The truth of the matter is the 6-foot-3 Loyzaga’s first love was not basketball, but soccer or football. It was natural for him to engage in the sports since his father, Joaquin Loyzaga, was a member of the Philippine national football team in the Far Eastern Games, a biennial meet among the Republic of China (now known as Taiwan or Chinese-Taipei), Japan and the Philippines that many considered as the harbinger of the Asian Games.
Like his dad, Caloy owned a collection of medals that he won as a footballer.
With the outbreak of World War II, however, Loyzaga shifted his focus to basketball. At age 12 (1942), he first learned to play basketball. He sharpened his roundball skills at the Tervalac playground in Teresa, Sampaloc.
Loyzaga first saw action with the Sta. Mesa Aces. That team also had Pablo and Vicente Cuna, Ramon Lopez, Vicente Siyllon, and Bobby and Al Tuazon on the roster and was coached by Jose Lansang, who later became a referee. It was here that Philippine national coach Gabriel (Gabby) Fajardo discovered him.
Loyzaga attended Padre Burgos Elementary School along St. Mesa, Manila. In 1948, he transferred to the National University for his high school education. He did not last long there.
Loyzaga’s potential dominance in basketball attracted the attention of the national scouts. Finally, Felicisimo (Fely) Fajardo, the elder brother of Gabby, brought the San Jose, Mindoro Oriental native to San Beda College in 1950. Loyzaga eventually helped power the Red Lions to four championships, including three in the NCAA, between 1951 and 1955.
By that time, Loyzaga had already made a huge name here and abroad, the first legitimate dominant force in Philippine cage annals.
Loyzaga joined the fabled Yco Athletic Club in the commercial leagues in 1954. He spent a decade with the Redshirts/Painters of Don Manolo Elizalde.
On the international front, he never tasted a single title defeat in any of his six appearances in Asian tournaments, earning gold medals in the 1951, 1954, 1958 and 1962 Asian Games and the 1960 and 1963 Asian Basketball Confederation competitions (now known as the FIBA Asia Championship). NOTE: The Philippines never won the gold medal again in either the Asian Games or FIBA Asia festivities.
Twice, too, Loyzaga was a member of the Philippine team to the Summer Olympics on two occasions – 1952 in Helsinki (Finland) and 1956 in Melbourne (Australia).
There could be a third straight Olympic stint in Rome (Italy) in 1960 but the game of softball got in the way.
With him around in Melbourne, the Philippines defeated four teams, including France and Chile, en route to a seventh-place finish and a 4-4 overall record. Without him in Rome, the country fell to 11th place.

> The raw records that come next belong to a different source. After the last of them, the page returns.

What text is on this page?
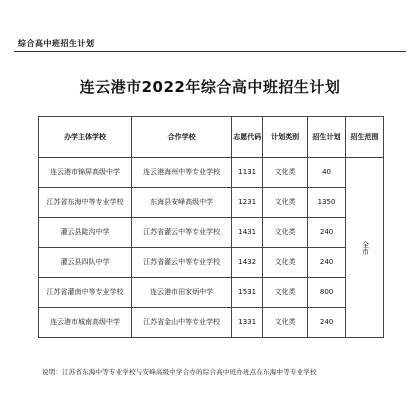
综合高中班招生计划
连云港市2022年综合高中班招生计划
办学主体学校	合作学校	志愿代码	计划类别	招生计划	招生范围
连云港市锦屏高级中学	连云港海州中等专业学校	1131	文化类	40	全市
江苏省东海中等专业学校	东海县安峰高级中学	1231	文化类	1350	
灌云县陡沟中学	江苏省灌云中等专业学校	1431	文化类	240	
灌云县四队中学	江苏省灌云中等专业学校	1432	文化类	240	
江苏省灌南中等专业学校	连云港市田家炳中学	1531	文化类	800	
连云港市城南高级中学	江苏省金山中等专业学校	1331	文化类	240	
说明：江苏省东海中等专业学校与安峰高级中学合办的综合高中班办班点在东海中等专业学校
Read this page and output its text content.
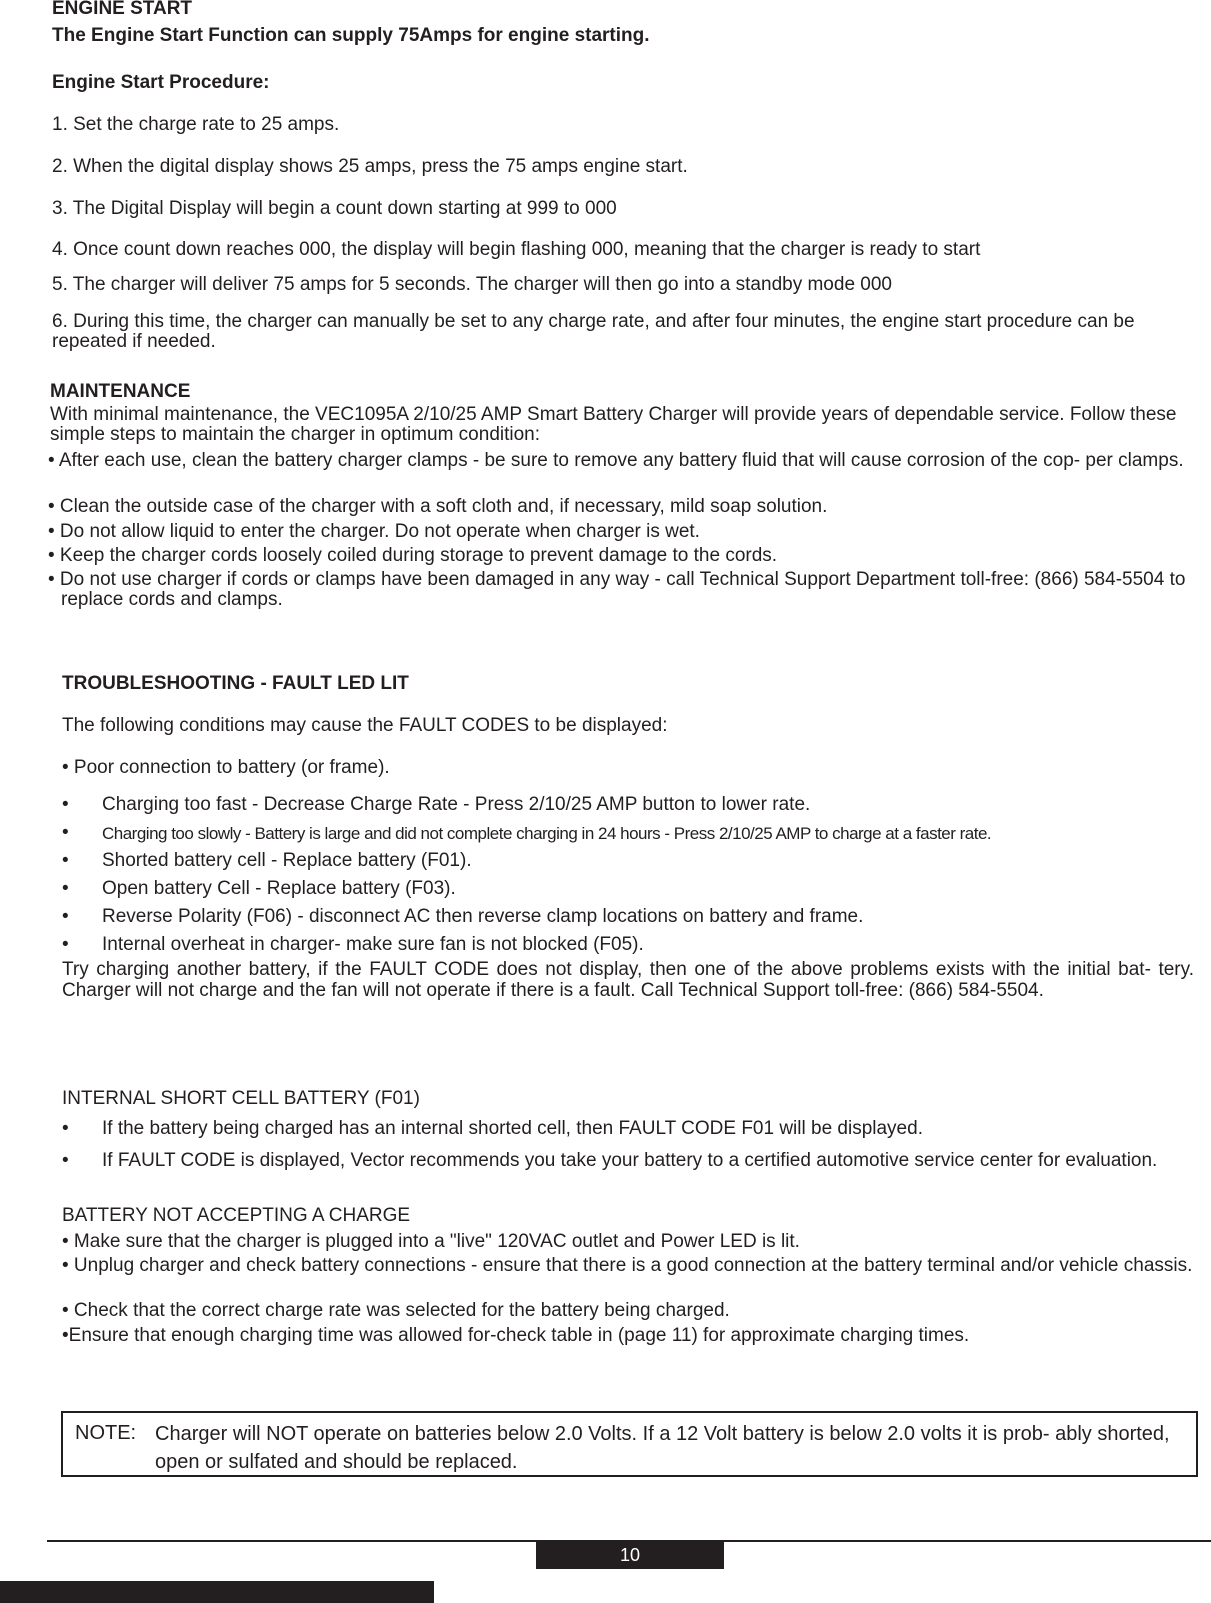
ENGINE START
The Engine Start Function can supply 75Amps for engine starting.
Engine Start Procedure:
1. Set the charge rate to 25 amps.
2. When the digital display shows 25 amps, press the 75 amps engine start.
3. The Digital Display will begin a count down starting at 999 to 000
4. Once count down reaches 000, the display will begin flashing 000, meaning that the charger is ready to start
5. The charger will deliver 75 amps for 5 seconds. The charger will then go into a standby mode 000
6. During this time, the charger can manually be set to any charge rate, and after four minutes, the engine start procedure can be repeated if needed.
MAINTENANCE
With minimal maintenance, the VEC1095A 2/10/25 AMP Smart Battery Charger will provide years of dependable service. Follow these simple steps to maintain the charger in optimum condition:
• After each use, clean the battery charger clamps - be sure to remove any battery fluid that will cause corrosion of the cop- per clamps.
• Clean the outside case of the charger with a soft cloth and, if necessary, mild soap solution.
• Do not allow liquid to enter the charger. Do not operate when charger is wet.
• Keep the charger cords loosely coiled during storage to prevent damage to the cords.
• Do not use charger if cords or clamps have been damaged in any way - call Technical Support Department toll-free: (866) 584-5504 to replace cords and clamps.
TROUBLESHOOTING - FAULT LED LIT
The following conditions may cause the FAULT CODES to be displayed:
• Poor connection to battery (or frame).
• Charging too fast - Decrease Charge Rate - Press 2/10/25 AMP button to lower rate.
• Charging too slowly - Battery is large and did not complete charging in 24 hours - Press 2/10/25 AMP to charge at a faster rate.
• Shorted battery cell - Replace battery (F01).
• Open battery Cell - Replace battery (F03).
• Reverse Polarity (F06) - disconnect AC then reverse clamp locations on battery and frame.
• Internal overheat in charger- make sure fan is not blocked (F05).
Try charging another battery, if the FAULT CODE does not display, then one of the above problems exists with the initial bat- tery. Charger will not charge and the fan will not operate if there is a fault. Call Technical Support toll-free: (866) 584-5504.
INTERNAL SHORT CELL BATTERY (F01)
• If the battery being charged has an internal shorted cell, then FAULT CODE F01 will be displayed.
• If FAULT CODE is displayed, Vector recommends you take your battery to a certified automotive service center for evaluation.
BATTERY NOT ACCEPTING A CHARGE
• Make sure that the charger is plugged into a "live" 120VAC outlet and Power LED is lit.
• Unplug charger and check battery connections - ensure that there is a good connection at the battery terminal and/or vehicle chassis.
• Check that the correct charge rate was selected for the battery being charged.
•Ensure that enough charging time was allowed for-check table in (page 11) for approximate charging times.
NOTE: Charger will NOT operate on batteries below 2.0 Volts. If a 12 Volt battery is below 2.0 volts it is prob- ably shorted, open or sulfated and should be replaced.
10
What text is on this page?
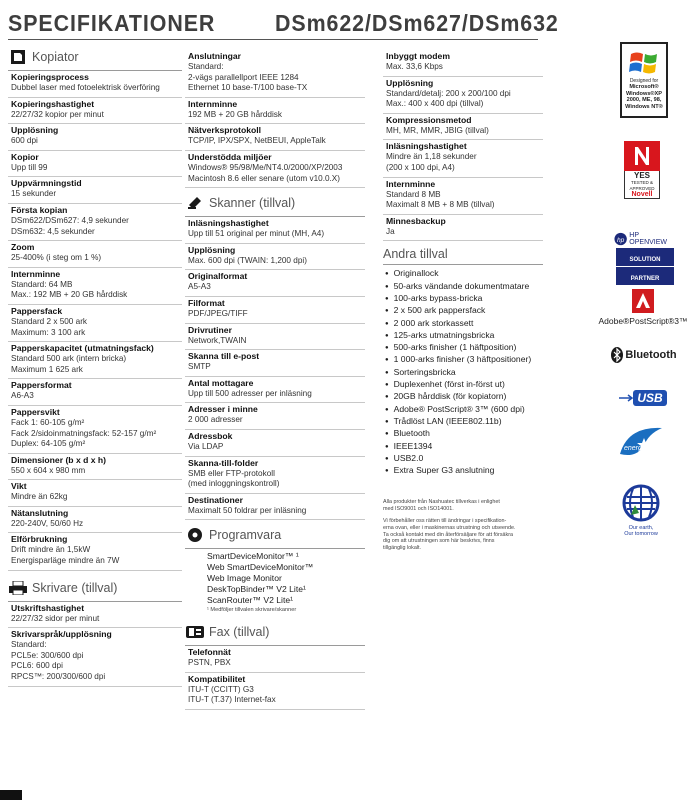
SPECIFIKATIONER	DSm622/DSm627/DSm632
Kopiator
Kopieringsprocess
Dubbel laser med fotoelektrisk överföring
Kopieringshastighet
22/27/32 kopior per minut
Upplösning
600 dpi
Kopior
Upp till 99
Uppvärmningstid
15 sekunder
Första kopian
DSm622/DSm627: 4,9 sekunder
DSm632: 4,5 sekunder
Zoom
25-400% (i steg om 1 %)
Internminne
Standard: 64 MB
Max.: 192 MB + 20 GB hårddisk
Pappersfack
Standard 2 x 500 ark
Maximum: 3 100 ark
Papperskapacitet (utmatningsfack)
Standard 500 ark (intern bricka)
Maximum 1 625 ark
Pappersformat
A6-A3
Pappersvikt
Fack 1: 60-105 g/m²
Fack 2/sidoinmatningsfack: 52-157 g/m²
Duplex: 64-105 g/m²
Dimensioner (b x d x h)
550 x 604 x 980 mm
Vikt
Mindre än 62kg
Nätanslutning
220-240V, 50/60 Hz
Elförbrukning
Drift mindre än 1,5kW
Energisparläge mindre än 7W
Skrivare (tillval)
Utskriftshastighet
22/27/32 sidor per minut
Skrivarspråk/upplösning
Standard:
PCL5e: 300/600 dpi
PCL6: 600 dpi
RPCS™: 200/300/600 dpi
Anslutningar
Standard:
2-vägs parallellport IEEE 1284
Ethernet 10 base-T/100 base-TX
Internminne
192 MB + 20 GB hårddisk
Nätverksprotokoll
TCP/IP, IPX/SPX, NetBEUI, AppleTalk
Understödda miljöer
Windows® 95/98/Me/NT4.0/2000/XP/2003
Macintosh 8.6 eller senare (utom v10.0.X)
Skanner (tillval)
Inläsningshastighet
Upp till 51 original per minut (MH, A4)
Upplösning
Max. 600 dpi (TWAIN: 1,200 dpi)
Originalformat
A5-A3
Filformat
PDF/JPEG/TIFF
Drivrutiner
Network,TWAIN
Skanna till e-post
SMTP
Antal mottagare
Upp till 500 adresser per inläsning
Adresser i minne
2 000 adresser
Adressbok
Via LDAP
Skanna-till-folder
SMB eller FTP-protokoll
(med inloggningskontroll)
Destinationer
Maximalt 50 foldrar per inläsning
Programvara
SmartDeviceMonitor™ ¹
Web SmartDeviceMonitor™
Web Image Monitor
DeskTopBinder™ V2 Lite¹
ScanRouter™ V2 Lite¹
¹ Medföljer tillvalen skrivare/skanner
Fax (tillval)
Telefonnät
PSTN, PBX
Kompatibilitet
ITU-T (CCITT) G3
ITU-T (T.37) Internet-fax
Inbyggt modem
Max. 33,6 Kbps
Upplösning
Standard/detalj: 200 x 200/100 dpi
Max.: 400 x 400 dpi (tillval)
Kompressionsmetod
MH, MR, MMR, JBIG (tillval)
Inläsningshastighet
Mindre än 1,18 sekunder
(200 x 100 dpi, A4)
Internminne
Standard 8 MB
Maximalt 8 MB + 8 MB (tillval)
Minnesbackup
Ja
Andra tillval
● Originallock
● 50-arks vändande dokumentmatare
● 100-arks bypass-bricka
● 2 x 500 ark pappersfack
● 2 000 ark storkassett
● 125-arks utmatningsbricka
● 500-arks finisher (1 häftposition)
● 1 000-arks finisher (3 häftpositioner)
● Sorteringsbricka
● Duplexenhet (först in-först ut)
● 20GB hårddisk (för kopiatorn)
● Adobe® PostScript® 3™ (600 dpi)
● Trådlöst LAN (IEEE802.11b)
● Bluetooth
● IEEE1394
● USB2.0
● Extra Super G3 anslutning

Alla produkter från Nashuatec tillverkas i enlighet
med ISO9001 och ISO14001.

Vi förbehåller oss rätten till ändringar i specifikation-
erna ovan, eller i maskinernas utrustning och utseende.
Ta också kontakt med din återförsäljare för att försäkra
dig om att utrustningen som här beskrivs, finns
tillgänglig lokalt.

Designed for
Microsoft®
Windows®XP
2000, ME, 98,
Windows NT®
YES
TESTED &
APPROVED
Novell
hp
HP OPENVIEW
SOLUTION
PARTNER
Adobe®PostScript®3™
Bluetooth
USB
energy
Our earth,
Our tomorrow
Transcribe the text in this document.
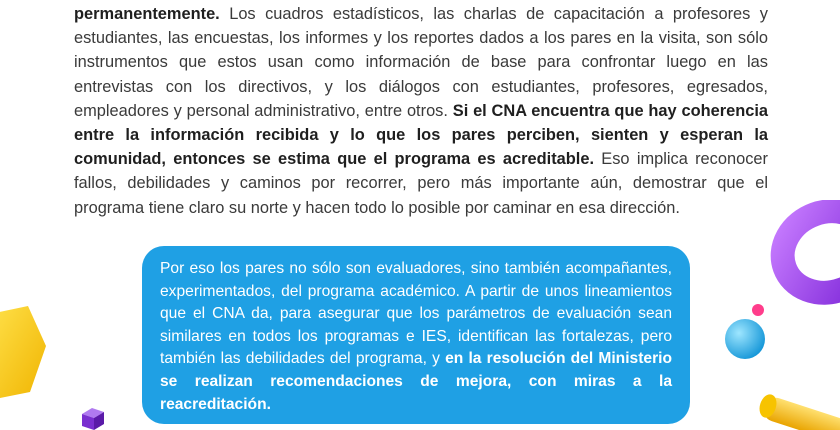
permanentemente. Los cuadros estadísticos, las charlas de capacitación a profesores y estudiantes, las encuestas, los informes y los reportes dados a los pares en la visita, son sólo instrumentos que estos usan como información de base para confrontar luego en las entrevistas con los directivos, y los diálogos con estudiantes, profesores, egresados, empleadores y personal administrativo, entre otros. Si el CNA encuentra que hay coherencia entre la información recibida y lo que los pares perciben, sienten y esperan la comunidad, entonces se estima que el programa es acreditable. Eso implica reconocer fallos, debilidades y caminos por recorrer, pero más importante aún, demostrar que el programa tiene claro su norte y hacen todo lo posible por caminar en esa dirección.

Por eso los pares no sólo son evaluadores, sino también acompañantes, experimentados, del programa académico. A partir de unos lineamientos que el CNA da, para asegurar que los parámetros de evaluación sean similares en todos los programas e IES, identifican las fortalezas, pero también las debilidades del programa, y en la resolución del Ministerio se realizan recomendaciones de mejora, con miras a la reacreditación.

Loyzaga missed the trip to Italy after tripping and breaking his right wrist while playing softball at the Cortabitarte Field (now occupied by the Ospital ng Maynila). His Olympic roster berth was subsequently taken by Emilio Achacoso, Caloy’s Yco teammate.
A third Olympic stint would have equaled the feat of ambidextrous shooting ace Ramoncito Campos Jr. (monikered the Adding Machine) and defensive stalwart Edgardo Ocampo.
Campos suited up in the 1948 Olympiad in London and was Caloy’s teammate during the 1952 and 1956 Games. Ocampo, also an all-time Yco great who also moonlighted as a football player, saw action in three Olympics – 1960 in Rome, 1968 in Mexico and 1972 in Munich, Germany, where he served as the team skipper).
Basketball. Soccer. Softball. Caloy was at his best always.